CRSES Director: Prof Cristina Trois

Senior Lecturer in E&E: Dr Chantelle van Staden
The project is called ‘The Stability of the South African Power Grid: A Data-Driven Statistical Physics-Based Approach‘ and is led by Prof Christian Beck from Queen Mary University of London. It includes collaborators from SU and the University of the Free State. Prof Trois and Dr van Staden are co-investigators in this project.
The project is funded by the UK’s national research body, UK Research and Innovation (UKRI), and brings together researchers from South Africa and the United Kingdom to tackle one of the country’s most pressing challenges, including how to make the national grid more stable, more reliable, and ready for a future powered by clean energy.
Prof Trois, who is the CRSES Director, has spent much of her career focused on sustainable energy solutions and says this project could not come at a better time.
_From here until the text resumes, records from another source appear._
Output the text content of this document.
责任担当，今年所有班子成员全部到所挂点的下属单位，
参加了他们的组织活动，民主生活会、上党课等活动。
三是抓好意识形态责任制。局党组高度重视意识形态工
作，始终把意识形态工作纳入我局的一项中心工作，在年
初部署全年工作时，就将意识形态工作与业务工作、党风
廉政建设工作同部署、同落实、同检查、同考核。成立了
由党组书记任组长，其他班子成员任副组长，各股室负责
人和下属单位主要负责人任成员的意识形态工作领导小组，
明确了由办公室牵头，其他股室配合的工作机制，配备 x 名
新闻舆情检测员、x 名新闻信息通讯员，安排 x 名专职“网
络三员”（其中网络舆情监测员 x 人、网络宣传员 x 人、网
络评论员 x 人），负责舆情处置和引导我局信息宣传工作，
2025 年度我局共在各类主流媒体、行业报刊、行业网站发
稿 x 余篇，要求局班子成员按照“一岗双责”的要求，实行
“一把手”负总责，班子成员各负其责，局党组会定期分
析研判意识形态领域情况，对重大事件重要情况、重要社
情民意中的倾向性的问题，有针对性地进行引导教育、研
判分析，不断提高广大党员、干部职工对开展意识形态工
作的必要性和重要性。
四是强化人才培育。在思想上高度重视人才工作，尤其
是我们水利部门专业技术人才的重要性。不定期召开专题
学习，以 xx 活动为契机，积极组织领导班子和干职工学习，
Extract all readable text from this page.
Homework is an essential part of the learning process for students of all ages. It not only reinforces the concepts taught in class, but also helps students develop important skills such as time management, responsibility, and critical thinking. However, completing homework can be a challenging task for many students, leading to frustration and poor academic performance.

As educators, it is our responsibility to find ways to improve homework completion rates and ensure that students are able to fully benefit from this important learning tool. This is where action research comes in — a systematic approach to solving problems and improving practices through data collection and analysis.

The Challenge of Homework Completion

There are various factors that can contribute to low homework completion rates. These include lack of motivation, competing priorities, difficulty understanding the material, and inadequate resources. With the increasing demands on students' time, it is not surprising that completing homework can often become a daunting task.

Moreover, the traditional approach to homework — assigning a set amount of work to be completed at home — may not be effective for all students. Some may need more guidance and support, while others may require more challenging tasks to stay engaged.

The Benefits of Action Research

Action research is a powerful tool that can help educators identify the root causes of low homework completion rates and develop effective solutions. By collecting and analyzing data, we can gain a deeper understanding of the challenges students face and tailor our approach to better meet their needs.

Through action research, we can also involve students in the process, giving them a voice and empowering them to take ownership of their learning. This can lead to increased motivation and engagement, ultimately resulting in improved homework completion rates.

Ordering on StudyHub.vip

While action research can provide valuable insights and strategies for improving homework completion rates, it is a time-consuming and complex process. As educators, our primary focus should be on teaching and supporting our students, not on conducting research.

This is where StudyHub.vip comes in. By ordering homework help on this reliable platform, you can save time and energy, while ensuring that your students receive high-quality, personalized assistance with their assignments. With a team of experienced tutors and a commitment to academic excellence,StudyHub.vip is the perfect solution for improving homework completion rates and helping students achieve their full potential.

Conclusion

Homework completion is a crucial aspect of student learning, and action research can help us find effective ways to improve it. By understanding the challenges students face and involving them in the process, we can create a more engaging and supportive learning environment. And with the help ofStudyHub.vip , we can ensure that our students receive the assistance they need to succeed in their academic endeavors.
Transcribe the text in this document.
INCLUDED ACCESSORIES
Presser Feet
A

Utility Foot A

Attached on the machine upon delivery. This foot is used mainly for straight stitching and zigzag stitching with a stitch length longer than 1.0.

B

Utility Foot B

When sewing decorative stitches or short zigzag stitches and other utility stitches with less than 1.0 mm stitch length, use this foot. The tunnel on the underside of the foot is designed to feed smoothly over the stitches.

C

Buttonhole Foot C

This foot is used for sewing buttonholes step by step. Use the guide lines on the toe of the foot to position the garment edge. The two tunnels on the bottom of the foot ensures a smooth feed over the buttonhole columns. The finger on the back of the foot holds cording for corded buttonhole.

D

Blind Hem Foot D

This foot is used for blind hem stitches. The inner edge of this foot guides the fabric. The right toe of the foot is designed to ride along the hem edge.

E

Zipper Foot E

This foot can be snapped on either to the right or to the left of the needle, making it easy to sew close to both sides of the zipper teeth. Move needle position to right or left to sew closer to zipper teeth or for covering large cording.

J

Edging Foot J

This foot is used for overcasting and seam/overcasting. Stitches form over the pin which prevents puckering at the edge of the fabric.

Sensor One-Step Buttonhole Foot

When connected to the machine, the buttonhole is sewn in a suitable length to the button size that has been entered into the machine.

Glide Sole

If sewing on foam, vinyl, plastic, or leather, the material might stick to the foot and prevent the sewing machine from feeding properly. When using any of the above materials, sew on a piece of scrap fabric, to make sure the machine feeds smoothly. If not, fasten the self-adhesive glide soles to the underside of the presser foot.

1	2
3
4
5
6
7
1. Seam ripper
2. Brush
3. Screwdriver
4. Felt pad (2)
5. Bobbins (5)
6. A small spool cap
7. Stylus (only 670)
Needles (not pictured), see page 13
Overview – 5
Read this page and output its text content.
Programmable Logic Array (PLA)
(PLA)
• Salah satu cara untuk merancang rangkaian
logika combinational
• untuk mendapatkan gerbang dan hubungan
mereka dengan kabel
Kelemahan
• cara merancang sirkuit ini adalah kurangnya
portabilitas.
She states that she is proud to be working with global partners to apply fresh thinking to a very real issue affecting all South Africans. According to her, the goal is to help ensure a more resilient power system, one that embraces renewables while keeping the lights on.
Working alongside Prof Trois is Dr Chantelle van Staden, who brings technical depth and practical insight to the initiative. A senior academic in SU’s Department of Electrical and Electronic Engineering, Dr van Staden focuses on distributed energy integration, geospatial energy planning, and power systems modelling. She also heads the Eskom Power Engineering Program at SU, where she works closely with industry to solve real-world energy problems.
Dr van Staden says this project is about impact for her, and it also combines academic knowledge with real-time data and lived energy challenges, which is where real innovation happens.
The research is backed by over R12.5 million in funding and will support postdoctoral research, academic exchanges between South Africa and the UK, and collaborative workshops. The team hopes their work will not only contribute to greater grid stability but also support the wider rollout of affordable, clean energy technologies like wind, solar, and battery storage.
As South Africa continues to navigate load shedding and its long-term energy transition, the work of Prof Trois and Dr van Staden is both timely and vital.